Types of Intrusion Detection Systems

  1. NIDS: Monitor network-wide traffic for intrusion signs.

  2. HIDS: Monitor individual devices for suspicious activities and analyze system integrity.

Page 53

Dictionary Attack

  • A method for breaking passwords using a list of common words.

  • Effective against users with weak passwords.

Page 54

Defense Against Dictionary Attacks

  • Create strong passwords with complexity.

  • Implement policies for complexity and regular changes to reduce risks.

Page 55

Denial of Service (DoS)

  • Aims to disrupt normal service by overwhelming the target with traffic.

  • Causes significant downtime and financial losses.

Page 56

Types of Denial of Service Attacks

  • DoS: Launches from a single source.

  • DDoS: Multiple compromised systems attack a single target.
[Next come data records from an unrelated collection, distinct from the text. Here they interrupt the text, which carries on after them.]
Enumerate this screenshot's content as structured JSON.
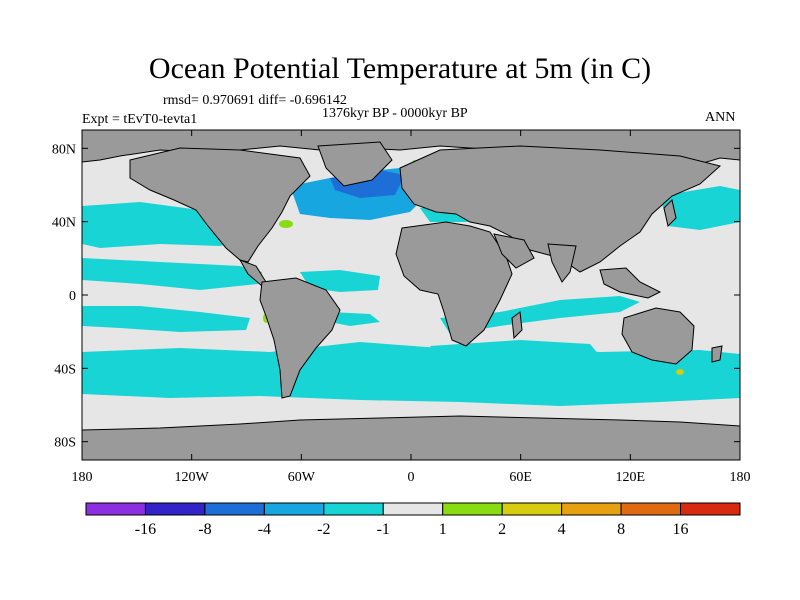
{
  "title": "Ocean Potential Temperature at 5m (in C)",
  "stats": "rmsd= 0.970691  diff= -0.696142",
  "period": "1376kyr BP - 0000kyr BP",
  "experiment": "Expt = tEvT0-tevta1",
  "season": "ANN",
  "axes": {
    "lon_range": [
      -180,
      180
    ],
    "lat_range": [
      -90,
      90
    ],
    "x_ticks": [
      {
        "value": -180,
        "label": "180"
      },
      {
        "value": -120,
        "label": "120W"
      },
      {
        "value": -60,
        "label": "60W"
      },
      {
        "value": 0,
        "label": "0"
      },
      {
        "value": 60,
        "label": "60E"
      },
      {
        "value": 120,
        "label": "120E"
      },
      {
        "value": 180,
        "label": "180"
      }
    ],
    "y_ticks": [
      {
        "value": 80,
        "label": "80N"
      },
      {
        "value": 40,
        "label": "40N"
      },
      {
        "value": 0,
        "label": "0"
      },
      {
        "value": -40,
        "label": "40S"
      },
      {
        "value": -80,
        "label": "80S"
      }
    ]
  },
  "colorbar": {
    "colors": [
      "#8c2fe0",
      "#3224c8",
      "#1e6ed8",
      "#18a6e0",
      "#18d4d4",
      "#e6e6e6",
      "#88dc10",
      "#d8cc10",
      "#e6a010",
      "#e06a10",
      "#d82a10"
    ],
    "labels": [
      "-16",
      "-8",
      "-4",
      "-2",
      "-1",
      "1",
      "2",
      "4",
      "8",
      "16"
    ]
  },
  "palette": {
    "land": "#9a9a9a",
    "ocean_neutral": "#e6e6e6",
    "cool_light": "#18d4d4",
    "cool_mid": "#18a6e0",
    "cool_deep": "#1e6ed8",
    "warm_light": "#88dc10"
  }
}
  • Mitigations include rate limiting and DDoS protection services.

Page 57

DoS Diagram

  • Shows the ICMP echo attack with spoofed addresses flooding the victim.

Page 58

Packet Sniffing

  • Capturing and analyzing data packets traveling over a network using sniffing tools.

Page 59

Use Cases for Packet Sniffers

  1. Network Troubleshooting: Diagnose network issues and bandwidth analysis.
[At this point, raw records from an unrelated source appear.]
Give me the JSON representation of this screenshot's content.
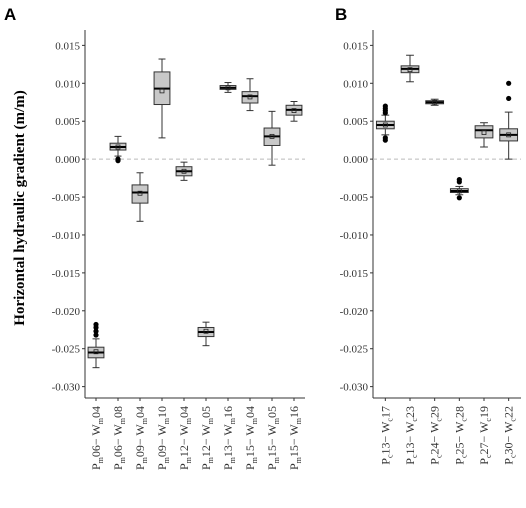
{
  "y_axis_label": "Horizontal hydraulic gradient (m/m)",
  "colors": {
    "box_fill": "#c8c8c8",
    "box_stroke": "#333333",
    "median": "#000000",
    "zero_line": "#bbbbbb",
    "outlier": "#000000"
  },
  "chart_data": [
    {
      "type": "box",
      "panel_label": "A",
      "ylim": [
        -0.0315,
        0.0165
      ],
      "y_ticks": [
        0.015,
        0.01,
        0.005,
        0.0,
        -0.005,
        -0.01,
        -0.015,
        -0.02,
        -0.025,
        -0.03
      ],
      "y_tick_labels": [
        "0.015",
        "0.010",
        "0.005",
        "0.000",
        "-0.005",
        "-0.010",
        "-0.015",
        "-0.020",
        "-0.025",
        "-0.030"
      ],
      "zero_reference_line": true,
      "categories": [
        {
          "main": "P",
          "sub": "m",
          "mid": "06− W",
          "sub2": "m",
          "end": "04"
        },
        {
          "main": "P",
          "sub": "m",
          "mid": "06− W",
          "sub2": "m",
          "end": "08"
        },
        {
          "main": "P",
          "sub": "m",
          "mid": "09− W",
          "sub2": "m",
          "end": "04"
        },
        {
          "main": "P",
          "sub": "m",
          "mid": "09− W",
          "sub2": "m",
          "end": "10"
        },
        {
          "main": "P",
          "sub": "m",
          "mid": "12− W",
          "sub2": "m",
          "end": "04"
        },
        {
          "main": "P",
          "sub": "m",
          "mid": "12− W",
          "sub2": "m",
          "end": "05"
        },
        {
          "main": "P",
          "sub": "m",
          "mid": "13− W",
          "sub2": "m",
          "end": "16"
        },
        {
          "main": "P",
          "sub": "m",
          "mid": "15− W",
          "sub2": "m",
          "end": "04"
        },
        {
          "main": "P",
          "sub": "m",
          "mid": "15− W",
          "sub2": "m",
          "end": "05"
        },
        {
          "main": "P",
          "sub": "m",
          "mid": "15− W",
          "sub2": "m",
          "end": "16"
        }
      ],
      "boxes": [
        {
          "whisker_low": -0.0275,
          "q1": -0.0262,
          "median": -0.0255,
          "q3": -0.0248,
          "whisker_high": -0.0237,
          "mean": -0.0254,
          "outliers": [
            -0.0218,
            -0.0222,
            -0.0227,
            -0.0232
          ]
        },
        {
          "whisker_low": 0.0004,
          "q1": 0.0012,
          "median": 0.0016,
          "q3": 0.0021,
          "whisker_high": 0.003,
          "mean": 0.0016,
          "outliers": [
            0.0,
            -0.0002
          ]
        },
        {
          "whisker_low": -0.0082,
          "q1": -0.0058,
          "median": -0.0044,
          "q3": -0.0034,
          "whisker_high": -0.0018,
          "mean": -0.0045,
          "outliers": []
        },
        {
          "whisker_low": 0.0028,
          "q1": 0.0072,
          "median": 0.0093,
          "q3": 0.0115,
          "whisker_high": 0.0132,
          "mean": 0.009,
          "outliers": []
        },
        {
          "whisker_low": -0.0028,
          "q1": -0.0022,
          "median": -0.0016,
          "q3": -0.001,
          "whisker_high": -0.0004,
          "mean": -0.0016,
          "outliers": []
        },
        {
          "whisker_low": -0.0246,
          "q1": -0.0234,
          "median": -0.0228,
          "q3": -0.0222,
          "whisker_high": -0.0215,
          "mean": -0.0227,
          "outliers": []
        },
        {
          "whisker_low": 0.0088,
          "q1": 0.0092,
          "median": 0.0094,
          "q3": 0.0097,
          "whisker_high": 0.0101,
          "mean": 0.0094,
          "outliers": []
        },
        {
          "whisker_low": 0.0064,
          "q1": 0.0074,
          "median": 0.0083,
          "q3": 0.0089,
          "whisker_high": 0.0106,
          "mean": 0.0082,
          "outliers": []
        },
        {
          "whisker_low": -0.0008,
          "q1": 0.0018,
          "median": 0.003,
          "q3": 0.0041,
          "whisker_high": 0.0063,
          "mean": 0.003,
          "outliers": []
        },
        {
          "whisker_low": 0.005,
          "q1": 0.0058,
          "median": 0.0065,
          "q3": 0.0071,
          "whisker_high": 0.0076,
          "mean": 0.0064,
          "outliers": []
        }
      ]
    },
    {
      "type": "box",
      "panel_label": "B",
      "ylim": [
        -0.0315,
        0.0165
      ],
      "y_ticks": [
        0.015,
        0.01,
        0.005,
        0.0,
        -0.005,
        -0.01,
        -0.015,
        -0.02,
        -0.025,
        -0.03
      ],
      "y_tick_labels": [
        "0.015",
        "0.010",
        "0.005",
        "0.000",
        "-0.005",
        "-0.010",
        "-0.015",
        "-0.020",
        "-0.025",
        "-0.030"
      ],
      "zero_reference_line": true,
      "categories": [
        {
          "main": "P",
          "sub": "c",
          "mid": "13− W",
          "sub2": "c",
          "end": "17"
        },
        {
          "main": "P",
          "sub": "c",
          "mid": "13− W",
          "sub2": "c",
          "end": "23"
        },
        {
          "main": "P",
          "sub": "c",
          "mid": "24− W",
          "sub2": "c",
          "end": "29"
        },
        {
          "main": "P",
          "sub": "c",
          "mid": "25− W",
          "sub2": "c",
          "end": "28"
        },
        {
          "main": "P",
          "sub": "c",
          "mid": "27− W",
          "sub2": "c",
          "end": "19"
        },
        {
          "main": "P",
          "sub": "c",
          "mid": "30− W",
          "sub2": "c",
          "end": "22"
        }
      ],
      "boxes": [
        {
          "whisker_low": 0.0032,
          "q1": 0.004,
          "median": 0.0045,
          "q3": 0.005,
          "whisker_high": 0.0058,
          "mean": 0.0045,
          "outliers": [
            0.0025,
            0.0028,
            0.0061,
            0.0064,
            0.0067,
            0.007
          ]
        },
        {
          "whisker_low": 0.0102,
          "q1": 0.0114,
          "median": 0.0119,
          "q3": 0.0123,
          "whisker_high": 0.0137,
          "mean": 0.0118,
          "outliers": []
        },
        {
          "whisker_low": 0.0071,
          "q1": 0.0073,
          "median": 0.0075,
          "q3": 0.0077,
          "whisker_high": 0.0079,
          "mean": 0.0075,
          "outliers": []
        },
        {
          "whisker_low": -0.0047,
          "q1": -0.0044,
          "median": -0.0042,
          "q3": -0.0039,
          "whisker_high": -0.0036,
          "mean": -0.0042,
          "outliers": [
            -0.0051,
            -0.003,
            -0.0027
          ]
        },
        {
          "whisker_low": 0.0016,
          "q1": 0.0028,
          "median": 0.0038,
          "q3": 0.0044,
          "whisker_high": 0.0048,
          "mean": 0.0035,
          "outliers": []
        },
        {
          "whisker_low": 0.0,
          "q1": 0.0024,
          "median": 0.0032,
          "q3": 0.004,
          "whisker_high": 0.0062,
          "mean": 0.0032,
          "outliers": [
            0.008,
            0.01
          ]
        }
      ]
    }
  ]
}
  2. Security Monitoring: Identify malicious activity through traffic analysis.

Page 60

Risks of Packet Sniffing

  • Can capture sensitive data if not properly encrypted.

  • Plaintext data, especially passwords, can be compromised easily.

Page 61

Protection Against Packet Sniffing

  • Use secure protocols (e.g., SSH, HTTPS) instead of unprotected methods (e.g., Telnet, FTP).

  • Implement network-layer confidentiality (e.g., IPsec).